E così la redazione de Il Sole 24 Ore ha sfiduciato il terzo direttore su quattro in nove anni. A febbraio 2011 Riotta. A ottobre 2016 Napoletano. A novembre 2020 Tamburini.
Nei primi due casi c’ero e ho votato la sfiducia. Fui io personalmente, contro il parere del cdr dell’epoca, a chiedere e far passare in assemblea di redazione il voto sulla fiducia a Riotta. Quanto a Napoletano sapete tutti da chi sono partiti gli esposti.
Tutti e tre sono stati sfiduciati ma per motivazioni diverse, sia chiaro.
Tuttavia i voti di sfiducia, per quanto sintomi di un malessere profondissimo e duraturo, non sono la cura della malattia che da oltre un decennio affligge il giornale di Confindustria.
La malattia è la progressiva perdita di autorevolezza, di credibilità, di professionalità.
Il voto di sfiducia non può risolverla. È solo un atto chirurgico, non una terapia.

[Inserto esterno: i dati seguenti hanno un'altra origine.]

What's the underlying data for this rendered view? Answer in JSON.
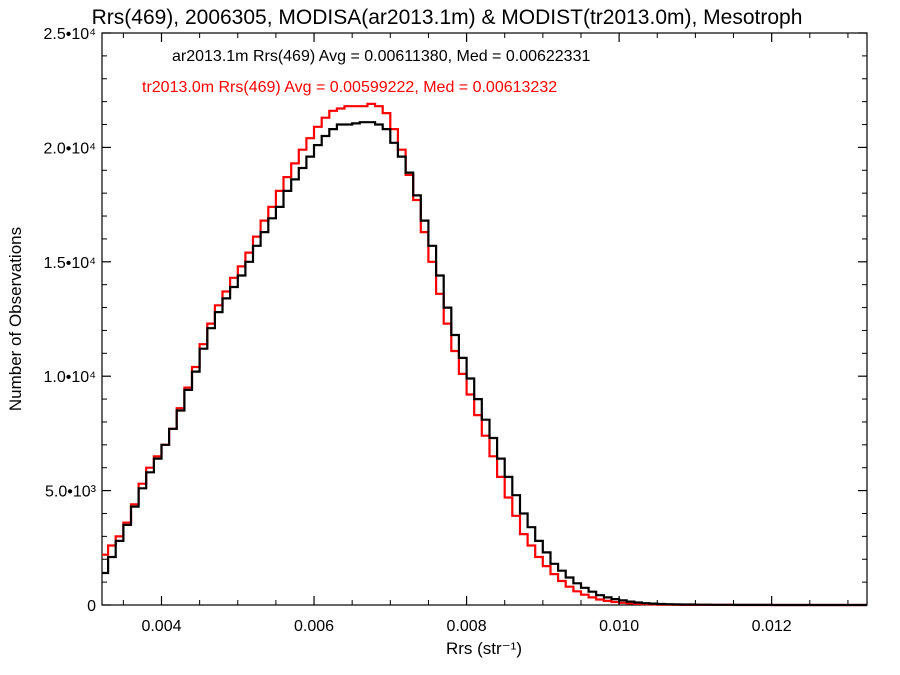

Sino a quando la redazione del giornale sarà devastata dalla guerra per bande, dall’assunzione e/o promozione di complici e incapaci – purché fedeli al direttore o al potente confindustriale politico bancario o assicurativo di turno -, dalle genuflessioni, non ne potrà venire mai fuori dalla spirale verso il basso in cui si è avvitata. Anche il voto di sfiducia in un contesto simile assume il mero ruolo tattico di un messaggio alla proprietà che non imposta però un dialogo reale e strategico sui problemi concreti della testata. È una negazione, non una proposta.
Ho visto personalmente troppi cdr usare il richiamo all’indipendenza della redazione solo come paravento per trattare da posizioni di minor debolezza con l’azienda e con la proprietà, per poi continuare a fare gli affari propri e dei propri amici interni ed esterni al giornale come se nulla fosse.
Questo non assolve Riotta Napoletano o Tamburini dai loro errori, differenti e diversamente gravi.
Ma non assolve nemmeno chi al Sole crede che basti sfiduciare un direttore perché una testata che continua a perdere copie possa recuperare credibilità tra i lettori. Serve ben altro, ma occorre pagare un prezzo di indipendenza che sinora non si è voluto pagare.
Chi credeva che bastasse l’hashtag #Solenuovo non lo ha voluto capire quattro anni fa e continua a non volerlo capire oggi.